Why I was at least half-wrong in yesterday's post on The Car Thief

I'd say about half my post yesterday was wrong. Yes, Alex Hausman, the protag in Theodore Weesner's The Car Thief is a lonely and isolated hero - and I was correct yesterday in noting that it's unusual that he has no friends or even close acquaintances and that he is so socially awkward that he can't even have a simple conversation with a girl - his relationships w/ the three girls who have appeared in the novel thus far (nearly done) are nearly primitive and creepy - stalking them, blurting out to a girl he hardly knows that he loves her, for ex. I think I way overstated the case, however, regarding his lack of sensitivity. He actually is quite a "sensitive" character who feels for others, suffers because of his social exclusion, thinks plaintively about his younger brother now gone from his life, suffers shame and humiliation because of his family poverty and alcoholism, and is strangely driven toward self-destructive actions - notably car theft for no reason other than the thrill and perhaps to give a big f-you to society and to owners of vast [sic], expensive (American - this is Detroit in the 1970s) cars. What I was trying to get at, though, is the paradox of his personality - to others he looks like a cool, detached, maybe a little scary social outcast, a tough, a hood - but with our access to his consciousness - the greatest thing that novels afford us - we can see his complex and distraught personality, we know him in a way that only he knows himself.
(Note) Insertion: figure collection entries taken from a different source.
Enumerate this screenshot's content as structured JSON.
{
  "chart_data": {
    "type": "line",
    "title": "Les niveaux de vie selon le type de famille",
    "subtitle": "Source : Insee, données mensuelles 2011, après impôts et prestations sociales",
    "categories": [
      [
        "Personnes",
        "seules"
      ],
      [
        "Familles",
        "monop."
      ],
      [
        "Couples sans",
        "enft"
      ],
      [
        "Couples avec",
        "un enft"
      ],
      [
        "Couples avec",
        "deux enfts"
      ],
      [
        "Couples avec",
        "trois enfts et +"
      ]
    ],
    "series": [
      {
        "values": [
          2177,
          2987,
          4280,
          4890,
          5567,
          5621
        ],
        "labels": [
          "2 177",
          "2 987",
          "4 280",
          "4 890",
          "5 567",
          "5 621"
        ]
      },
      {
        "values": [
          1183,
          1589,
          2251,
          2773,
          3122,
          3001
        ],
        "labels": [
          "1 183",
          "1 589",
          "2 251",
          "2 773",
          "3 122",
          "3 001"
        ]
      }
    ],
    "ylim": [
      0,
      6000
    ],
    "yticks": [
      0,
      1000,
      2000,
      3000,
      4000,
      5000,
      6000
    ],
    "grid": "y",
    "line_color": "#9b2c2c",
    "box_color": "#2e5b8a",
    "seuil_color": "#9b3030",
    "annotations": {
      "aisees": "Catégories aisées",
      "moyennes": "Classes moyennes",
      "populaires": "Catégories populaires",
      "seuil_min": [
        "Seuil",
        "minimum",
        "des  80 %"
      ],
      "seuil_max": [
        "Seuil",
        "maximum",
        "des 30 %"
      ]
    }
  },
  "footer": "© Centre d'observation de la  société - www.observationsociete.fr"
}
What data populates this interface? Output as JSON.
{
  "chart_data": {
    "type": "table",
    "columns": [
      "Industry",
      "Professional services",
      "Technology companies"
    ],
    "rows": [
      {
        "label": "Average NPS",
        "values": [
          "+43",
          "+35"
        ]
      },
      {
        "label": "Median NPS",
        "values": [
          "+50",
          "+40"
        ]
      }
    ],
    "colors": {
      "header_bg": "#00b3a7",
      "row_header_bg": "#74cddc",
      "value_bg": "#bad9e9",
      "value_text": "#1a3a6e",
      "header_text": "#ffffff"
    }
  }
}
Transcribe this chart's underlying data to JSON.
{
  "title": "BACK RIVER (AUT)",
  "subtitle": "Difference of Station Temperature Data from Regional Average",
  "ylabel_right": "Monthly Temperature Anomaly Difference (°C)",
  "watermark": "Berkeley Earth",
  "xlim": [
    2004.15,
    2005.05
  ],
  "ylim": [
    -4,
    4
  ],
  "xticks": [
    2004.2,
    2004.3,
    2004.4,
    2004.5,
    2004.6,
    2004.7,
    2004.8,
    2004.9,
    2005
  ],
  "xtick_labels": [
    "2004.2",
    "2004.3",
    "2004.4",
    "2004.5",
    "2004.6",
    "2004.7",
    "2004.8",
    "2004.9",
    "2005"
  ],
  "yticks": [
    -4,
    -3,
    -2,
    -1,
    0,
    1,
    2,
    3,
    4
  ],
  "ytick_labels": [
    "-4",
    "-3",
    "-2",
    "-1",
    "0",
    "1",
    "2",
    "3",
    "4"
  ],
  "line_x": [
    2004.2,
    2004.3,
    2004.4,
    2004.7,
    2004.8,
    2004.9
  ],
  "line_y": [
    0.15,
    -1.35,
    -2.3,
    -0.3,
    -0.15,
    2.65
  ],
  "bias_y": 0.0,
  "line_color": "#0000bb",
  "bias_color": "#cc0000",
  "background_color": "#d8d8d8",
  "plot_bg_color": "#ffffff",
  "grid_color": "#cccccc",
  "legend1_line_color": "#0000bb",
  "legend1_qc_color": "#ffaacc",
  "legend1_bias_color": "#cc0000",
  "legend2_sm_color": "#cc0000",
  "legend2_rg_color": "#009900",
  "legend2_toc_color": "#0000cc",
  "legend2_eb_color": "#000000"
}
Some of the jacket copy compares Alex, superficially, with Holden Caulfield, but in fact they have little in common others than late-teen sensitivity. HC is the narrator of his own tale, and there's no way you could imagine Alex telling this tale about himself - if he had the wherewithal to narrate his story and to unfold the complex and sometimes contradictory elements of his personality - he would be an entirely different person. He is not literary, not articulate, not outspoken - and therefore a somewhat rare literary character and a character who is virtually never a credible narrator. It's the author's task, and his brilliance, to make this character, atypical for literature though plentiful in reality (and maybe more typical in movies - in fact at two key moments Alex goes to an all-night cinema and watches Western heroes) come alive, at least to us.